I think that the perspective I also bring is as someone who has worked in schools for a long time. I’ve always approached these issues generationally, asking “what are we going to be doing for the next generation to make things more equitable for them and all of these different areas”? When I look at the social development goals, I’m thinking, yes, for me and for my family and for my life, but also for future Canadians. I’m also in a program that is specifically training me to be a community developer, so I look at a lot of these issues from a systems-based lens.

Q: Can you tell us a bit more about where and what you’re studying?

I’m doing a lovely program through the University of Victoria. I’ve been doing it virtually since 2019, so COVID hasn’t affected that much of my education. I’m very thankful for that. I’m doing a Masters of Arts in Community Development. Shoutout to the twenty nineteen cohort—we out here.

I’m currently in the space where I’m beginning to start my research project. I want to talk about the gig economy as we know it, with applications and people who are employed through [food delivery apps] like DoorDash and Skip the Dishes. I want to talk about the quality of that work. I wasn’t thinking of this in 2019 when I had first put this idea together, but with COVID, the idea of how we treat these workers is at the forefront of everyone’s minds.

In 2019, I was just thinking like, is this really sustainable? We’ve displaced a lot of people that worked in these traditional forms of industry before. What are we doing for health protections and occupational health and safety and benefits? Now that we have these people as essential workers, who are putting themselves at the most risk in the middle of a pandemic, I’ve just underlined all of those questions that I wrote down a year ago.

Q: Which Sustainable Development Goal would you say best speaks to your work?

There is a goal that specifically speaks to quality, safe work.
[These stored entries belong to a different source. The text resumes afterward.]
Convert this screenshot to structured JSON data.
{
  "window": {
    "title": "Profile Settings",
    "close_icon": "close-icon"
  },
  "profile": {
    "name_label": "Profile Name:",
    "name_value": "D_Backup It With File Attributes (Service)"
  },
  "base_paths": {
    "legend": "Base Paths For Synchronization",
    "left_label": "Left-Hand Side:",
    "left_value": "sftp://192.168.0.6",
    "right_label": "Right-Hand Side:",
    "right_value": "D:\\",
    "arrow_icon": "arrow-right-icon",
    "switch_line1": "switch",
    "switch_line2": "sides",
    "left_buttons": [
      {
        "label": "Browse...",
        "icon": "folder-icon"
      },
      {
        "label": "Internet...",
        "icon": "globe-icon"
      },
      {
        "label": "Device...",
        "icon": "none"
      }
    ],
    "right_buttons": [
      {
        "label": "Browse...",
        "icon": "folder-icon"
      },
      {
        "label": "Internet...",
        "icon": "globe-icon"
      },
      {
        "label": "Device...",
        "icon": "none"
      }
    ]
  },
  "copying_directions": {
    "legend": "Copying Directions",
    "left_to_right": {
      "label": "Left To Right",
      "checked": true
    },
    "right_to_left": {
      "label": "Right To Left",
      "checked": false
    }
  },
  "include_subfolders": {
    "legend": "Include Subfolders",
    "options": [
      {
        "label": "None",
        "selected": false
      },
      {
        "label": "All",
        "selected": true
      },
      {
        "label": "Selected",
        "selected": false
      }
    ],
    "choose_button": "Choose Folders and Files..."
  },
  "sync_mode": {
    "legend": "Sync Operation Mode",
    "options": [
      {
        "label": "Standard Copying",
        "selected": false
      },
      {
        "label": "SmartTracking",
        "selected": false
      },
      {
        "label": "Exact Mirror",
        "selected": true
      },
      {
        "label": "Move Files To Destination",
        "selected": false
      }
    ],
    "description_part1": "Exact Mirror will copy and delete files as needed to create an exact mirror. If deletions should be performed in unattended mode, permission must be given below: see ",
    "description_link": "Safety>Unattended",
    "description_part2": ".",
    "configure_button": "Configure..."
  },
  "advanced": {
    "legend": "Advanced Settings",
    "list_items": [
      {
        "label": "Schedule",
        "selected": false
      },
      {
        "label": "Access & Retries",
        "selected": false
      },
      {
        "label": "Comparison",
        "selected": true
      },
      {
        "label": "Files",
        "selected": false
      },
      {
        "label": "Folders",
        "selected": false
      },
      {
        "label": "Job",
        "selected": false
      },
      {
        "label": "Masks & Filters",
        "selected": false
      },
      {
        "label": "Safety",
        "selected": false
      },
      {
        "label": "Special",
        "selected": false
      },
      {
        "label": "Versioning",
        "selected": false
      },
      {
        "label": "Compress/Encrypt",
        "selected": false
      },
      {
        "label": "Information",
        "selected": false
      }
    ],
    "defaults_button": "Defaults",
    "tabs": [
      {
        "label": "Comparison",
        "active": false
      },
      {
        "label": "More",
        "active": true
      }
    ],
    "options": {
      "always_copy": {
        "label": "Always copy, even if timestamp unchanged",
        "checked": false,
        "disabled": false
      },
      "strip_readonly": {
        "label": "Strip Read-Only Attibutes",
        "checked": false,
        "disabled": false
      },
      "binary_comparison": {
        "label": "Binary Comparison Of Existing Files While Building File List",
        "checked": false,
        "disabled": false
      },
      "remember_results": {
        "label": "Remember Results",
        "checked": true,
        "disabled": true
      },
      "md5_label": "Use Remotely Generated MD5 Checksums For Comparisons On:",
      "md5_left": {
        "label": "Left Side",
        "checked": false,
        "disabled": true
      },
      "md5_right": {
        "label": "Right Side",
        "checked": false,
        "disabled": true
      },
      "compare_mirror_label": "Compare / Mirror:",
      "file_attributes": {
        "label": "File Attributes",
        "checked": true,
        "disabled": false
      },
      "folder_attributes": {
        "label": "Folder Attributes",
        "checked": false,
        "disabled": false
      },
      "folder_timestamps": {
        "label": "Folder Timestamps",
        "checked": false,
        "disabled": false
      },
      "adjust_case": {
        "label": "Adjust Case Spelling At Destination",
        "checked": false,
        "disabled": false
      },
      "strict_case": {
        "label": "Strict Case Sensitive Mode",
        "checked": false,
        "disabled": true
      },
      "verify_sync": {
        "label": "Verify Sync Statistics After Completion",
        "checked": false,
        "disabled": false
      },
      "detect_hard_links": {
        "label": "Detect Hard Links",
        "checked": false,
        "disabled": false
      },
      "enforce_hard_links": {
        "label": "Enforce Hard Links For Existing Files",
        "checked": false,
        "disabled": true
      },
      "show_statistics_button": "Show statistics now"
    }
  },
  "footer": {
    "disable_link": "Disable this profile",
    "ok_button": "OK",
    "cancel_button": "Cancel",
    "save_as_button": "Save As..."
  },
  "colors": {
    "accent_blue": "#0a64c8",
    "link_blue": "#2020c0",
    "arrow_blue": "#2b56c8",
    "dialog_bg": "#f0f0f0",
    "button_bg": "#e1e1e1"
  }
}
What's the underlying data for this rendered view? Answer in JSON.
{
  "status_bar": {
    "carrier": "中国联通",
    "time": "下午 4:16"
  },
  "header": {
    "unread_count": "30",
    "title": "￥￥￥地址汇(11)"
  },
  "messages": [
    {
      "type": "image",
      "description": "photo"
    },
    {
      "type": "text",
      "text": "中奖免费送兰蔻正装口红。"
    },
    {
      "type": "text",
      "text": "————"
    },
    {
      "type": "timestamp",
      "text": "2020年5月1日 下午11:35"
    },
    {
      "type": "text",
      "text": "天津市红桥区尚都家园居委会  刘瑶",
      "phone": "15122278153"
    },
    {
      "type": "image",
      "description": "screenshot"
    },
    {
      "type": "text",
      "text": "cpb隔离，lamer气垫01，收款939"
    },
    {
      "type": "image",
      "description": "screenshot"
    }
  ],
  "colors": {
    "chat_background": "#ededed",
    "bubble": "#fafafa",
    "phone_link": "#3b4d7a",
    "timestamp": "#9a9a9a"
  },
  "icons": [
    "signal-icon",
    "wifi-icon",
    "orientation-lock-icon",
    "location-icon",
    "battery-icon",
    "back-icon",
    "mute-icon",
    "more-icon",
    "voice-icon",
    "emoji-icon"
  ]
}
No Little Plans has actually done an episode on this type of work.

Q: Are there any other SDGs that you’re particularly passionate about?

Yes, there is Reduced Inequalities which is a goal that I care about a lot because of the way it’s written. It’s very intersectional, and it touches on a lot of different goals that are in that list.

Q: Who should check out the latest season of No Little Plans?

I look at the world right now, and I see activism and protest and all these things on Twitter and TikTok, there is a strong appetite among young people for social justice in all of its forms.

If that means environmental, if that means in the workplace, if that means civil rights, I think this show is for you. Especially the Canadian folks who are looking at mostly American content in these American movements and thinking, “Canada has work to do, too. How come no one’s talking about Canada?” Good news: we are. Truly, I would recommend the show to anybody, because it is a show that talks about the world that we live in, and how we’re going to keep it and make it sustainable, because we’re not there yet.